Wilson lleva un diario, escribiendo apuntes sobre sus alumnos más entusiastas. Uno de ellos, Kalween Rodríguez, cuyo nombre fue inspirado por nacer en Halloween, se graduó de la Fortune Society hace unos meses después de recibir una sentencia de cinco meses por un cargo de robo con intimidación. A los 20, tiene un hijo de 3 y una hija de 1. Desde enero ha estado cocinando, basándose en una resma de notas que tomó en las clases de Wilson.

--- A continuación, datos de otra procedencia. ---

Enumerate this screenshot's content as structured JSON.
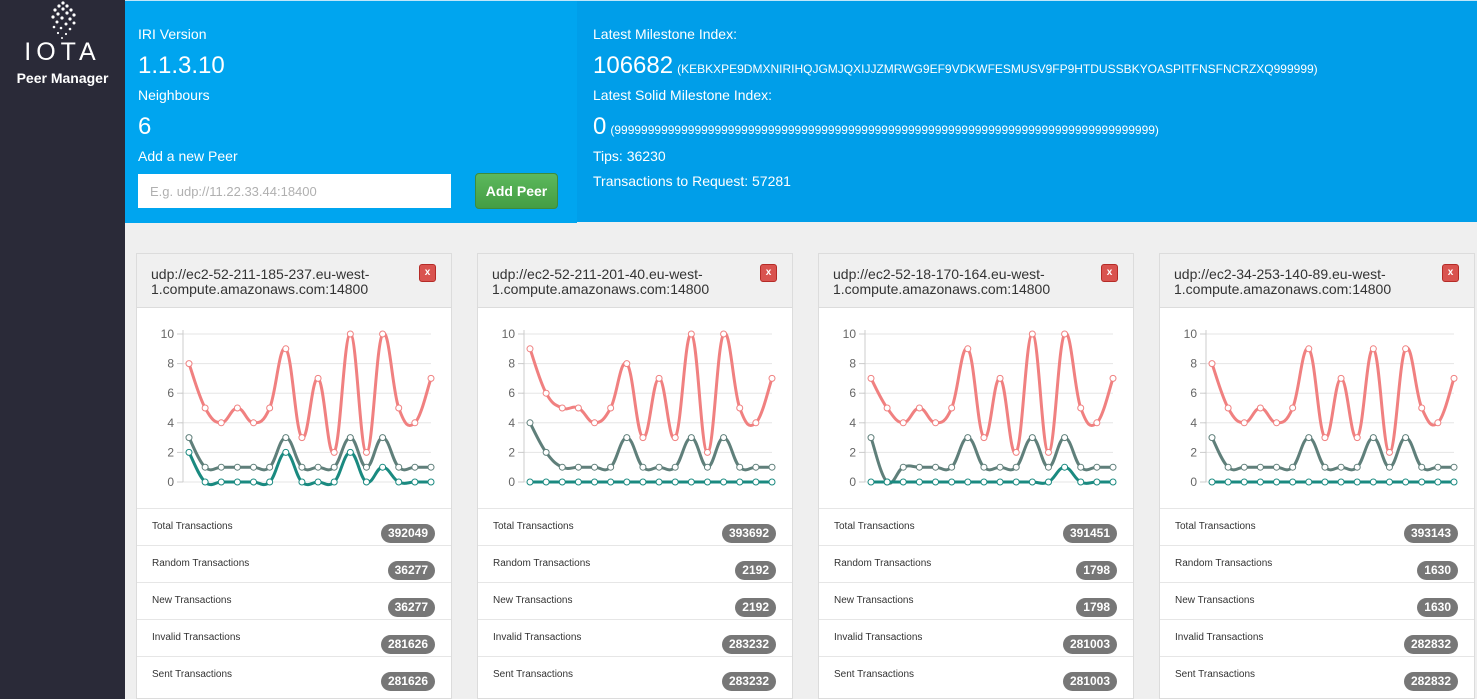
{
  "brand": {
    "name": "IOTA",
    "subtitle": "Peer Manager"
  },
  "header": {
    "iri_version_label": "IRI Version",
    "iri_version": "1.1.3.10",
    "neighbours_label": "Neighbours",
    "neighbours": "6",
    "add_peer_label": "Add a new Peer",
    "add_peer_placeholder": "E.g. udp://11.22.33.44:18400",
    "add_peer_button": "Add Peer",
    "latest_milestone_label": "Latest Milestone Index:",
    "latest_milestone": "106682",
    "latest_milestone_hash": "(KEBKXPE9DMXNIRIHQJGMJQXIJJZMRWG9EF9VDKWFESMUSV9FP9HTDUSSBKYOASPITFNSFNCRZXQ999999)",
    "latest_solid_label": "Latest Solid Milestone Index:",
    "latest_solid": "0",
    "latest_solid_hash": "(999999999999999999999999999999999999999999999999999999999999999999999999999999999)",
    "tips": "Tips: 36230",
    "tx_to_request": "Transactions to Request: 57281"
  },
  "colors": {
    "series_all": "#f08080",
    "series_random": "#5f7f7a",
    "series_new": "#1a8a80",
    "badge": "#777777"
  },
  "stat_labels": [
    "Total Transactions",
    "Random Transactions",
    "New Transactions",
    "Invalid Transactions",
    "Sent Transactions"
  ],
  "peers": [
    {
      "address": "udp://ec2-52-211-185-237.eu-west-1.compute.amazonaws.com:14800",
      "close": "x",
      "stats": [
        "392049",
        "36277",
        "36277",
        "281626",
        "281626"
      ]
    },
    {
      "address": "udp://ec2-52-211-201-40.eu-west-1.compute.amazonaws.com:14800",
      "close": "x",
      "stats": [
        "393692",
        "2192",
        "2192",
        "283232",
        "283232"
      ]
    },
    {
      "address": "udp://ec2-52-18-170-164.eu-west-1.compute.amazonaws.com:14800",
      "close": "x",
      "stats": [
        "391451",
        "1798",
        "1798",
        "281003",
        "281003"
      ]
    },
    {
      "address": "udp://ec2-34-253-140-89.eu-west-1.compute.amazonaws.com:14800",
      "close": "x",
      "stats": [
        "393143",
        "1630",
        "1630",
        "282832",
        "282832"
      ]
    }
  ],
  "chart_data": [
    {
      "type": "line",
      "ylim": [
        0,
        10
      ],
      "yticks": [
        "0",
        "2",
        "4",
        "6",
        "8",
        "10"
      ],
      "series": [
        {
          "values": [
            8,
            5,
            4,
            5,
            4,
            5,
            9,
            3,
            7,
            2,
            10,
            2,
            10,
            5,
            4,
            7
          ]
        },
        {
          "values": [
            3,
            1,
            1,
            1,
            1,
            1,
            3,
            1,
            1,
            1,
            3,
            1,
            3,
            1,
            1,
            1
          ]
        },
        {
          "values": [
            2,
            0,
            0,
            0,
            0,
            0,
            2,
            0,
            0,
            0,
            2,
            0,
            1,
            0,
            0,
            0
          ]
        }
      ]
    },
    {
      "type": "line",
      "ylim": [
        0,
        10
      ],
      "yticks": [
        "0",
        "2",
        "4",
        "6",
        "8",
        "10"
      ],
      "series": [
        {
          "values": [
            9,
            6,
            5,
            5,
            4,
            5,
            8,
            3,
            7,
            3,
            10,
            2,
            10,
            5,
            4,
            7
          ]
        },
        {
          "values": [
            4,
            2,
            1,
            1,
            1,
            1,
            3,
            1,
            1,
            1,
            3,
            1,
            3,
            1,
            1,
            1
          ]
        },
        {
          "values": [
            0,
            0,
            0,
            0,
            0,
            0,
            0,
            0,
            0,
            0,
            0,
            0,
            0,
            0,
            0,
            0
          ]
        }
      ]
    },
    {
      "type": "line",
      "ylim": [
        0,
        10
      ],
      "yticks": [
        "0",
        "2",
        "4",
        "6",
        "8",
        "10"
      ],
      "series": [
        {
          "values": [
            7,
            5,
            4,
            5,
            4,
            5,
            9,
            3,
            7,
            2,
            10,
            2,
            10,
            5,
            4,
            7
          ]
        },
        {
          "values": [
            3,
            0,
            1,
            1,
            1,
            1,
            3,
            1,
            1,
            1,
            3,
            1,
            3,
            1,
            1,
            1
          ]
        },
        {
          "values": [
            0,
            0,
            0,
            0,
            0,
            0,
            0,
            0,
            0,
            0,
            0,
            0,
            1,
            0,
            0,
            0
          ]
        }
      ]
    },
    {
      "type": "line",
      "ylim": [
        0,
        10
      ],
      "yticks": [
        "0",
        "2",
        "4",
        "6",
        "8",
        "10"
      ],
      "series": [
        {
          "values": [
            8,
            5,
            4,
            5,
            4,
            5,
            9,
            3,
            7,
            3,
            9,
            2,
            9,
            5,
            4,
            7
          ]
        },
        {
          "values": [
            3,
            1,
            1,
            1,
            1,
            1,
            3,
            1,
            1,
            1,
            3,
            1,
            3,
            1,
            1,
            1
          ]
        },
        {
          "values": [
            0,
            0,
            0,
            0,
            0,
            0,
            0,
            0,
            0,
            0,
            0,
            0,
            0,
            0,
            0,
            0
          ]
        }
      ]
    }
  ]
}
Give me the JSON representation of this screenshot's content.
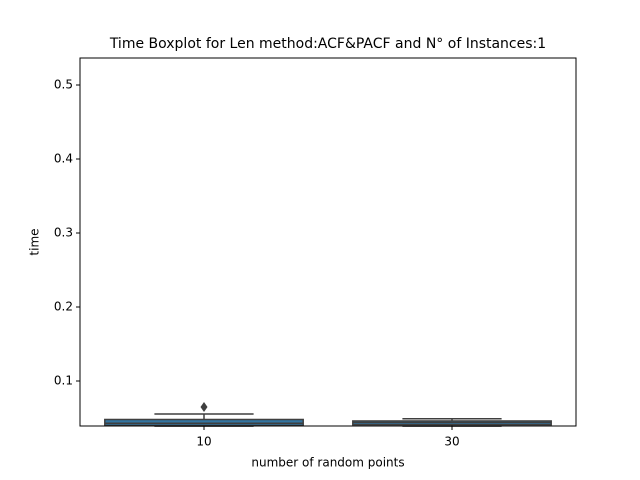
{
  "chart_data": {
    "type": "boxplot",
    "title": "Time Boxplot for Len method:ACF&PACF and N° of Instances:1",
    "x_label": "number of random points",
    "y_label": "time",
    "categories": [
      "10",
      "30"
    ],
    "min": [
      0.039,
      0.039
    ],
    "q1": [
      0.04,
      0.041
    ],
    "median": [
      0.043,
      0.044
    ],
    "q3": [
      0.048,
      0.046
    ],
    "max": [
      0.0554,
      0.049
    ],
    "outliers": [
      [
        0.0649
      ],
      []
    ],
    "color": "#3274a1",
    "line_color": "#3f3f3f",
    "ylim": [
      0.0392,
      0.5365
    ],
    "yticks": [
      0.1,
      0.2,
      0.3,
      0.4,
      0.5
    ]
  }
}
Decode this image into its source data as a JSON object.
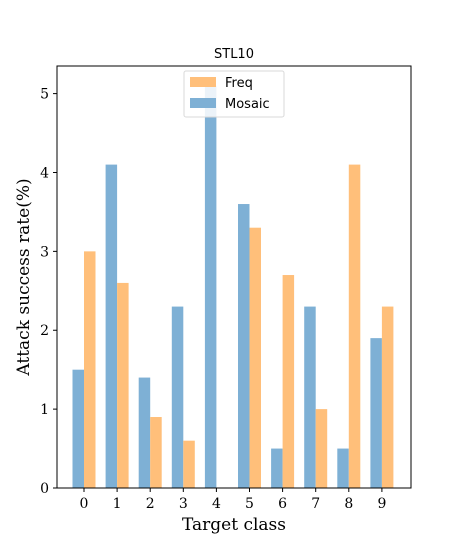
{
  "chart_data": {
    "type": "bar",
    "title": "STL10",
    "xlabel": "Target class",
    "ylabel": "Attack success rate(%)",
    "categories": [
      "0",
      "1",
      "2",
      "3",
      "4",
      "5",
      "6",
      "7",
      "8",
      "9"
    ],
    "series": [
      {
        "name": "Mosaic",
        "color": "#7eb0d5",
        "values": [
          1.5,
          4.1,
          1.4,
          2.3,
          5.1,
          3.6,
          0.5,
          2.3,
          0.5,
          1.9
        ]
      },
      {
        "name": "Freq",
        "color": "#ffbf7a",
        "values": [
          3.0,
          2.6,
          0.9,
          0.6,
          0.0,
          3.3,
          2.7,
          1.0,
          4.1,
          2.3
        ]
      }
    ],
    "ylim": [
      0,
      5.35
    ],
    "yticks": [
      0,
      1,
      2,
      3,
      4,
      5
    ],
    "legend": {
      "position": "upper-center",
      "entries": [
        "Freq",
        "Mosaic"
      ]
    },
    "grid": false
  }
}
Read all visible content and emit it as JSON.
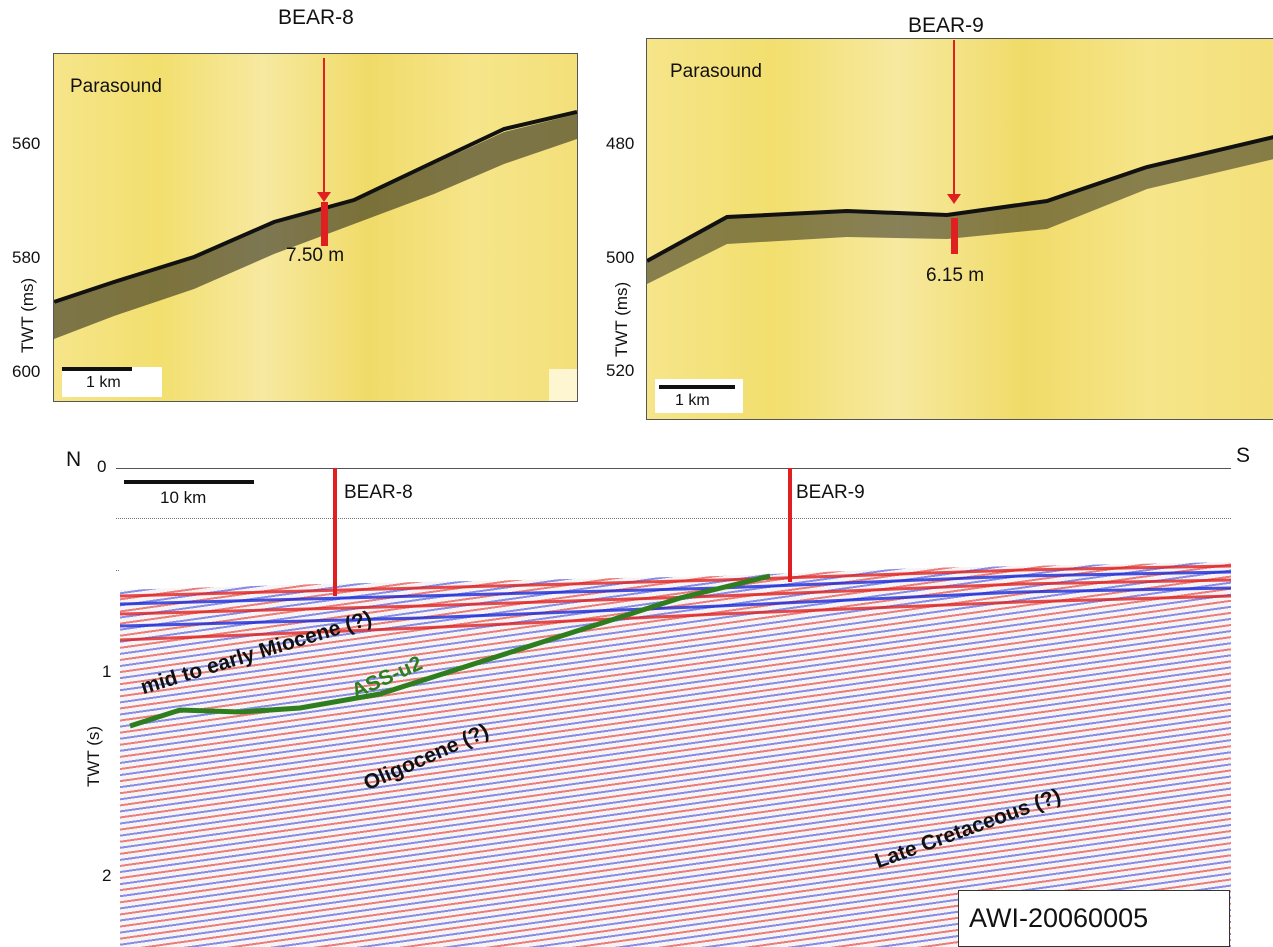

El plato que más le gusta preparar es el lomito saltado. "Lleva arroz blanco, cualquier tipo de arroz, patatas fritas, lonjas de bisté, todo combinado con tomates", explicó Rodríguez. "Las patatas fritas absorben el sabor del bisté. Hay que echar las patatas cuando el bisté esté cociéndose, y es delicioso, fabuloso. Lo comería incluso la gente poco imaginativa que nunca sale a comer".
Y sin embargo hay muchas cosas de la vida de cocina que encuentra pesadas. "Hay un montón de cosas que no me gustan, las partes difíciles, congelar, trocear un pollo", dijo Rodríguez. "Tengo estas tijeras especiales que pueden cortar incluso una moneda y todo, pero no las aguanto".
Para Rodríguez, que pasó sus años juveniles en Covenant House, cocinar le ha abierto el mundo de la vida de familia.
"He vivido en instituciones la mayor parte de mi vida", dijo. "Nunca tuve una cena de familia.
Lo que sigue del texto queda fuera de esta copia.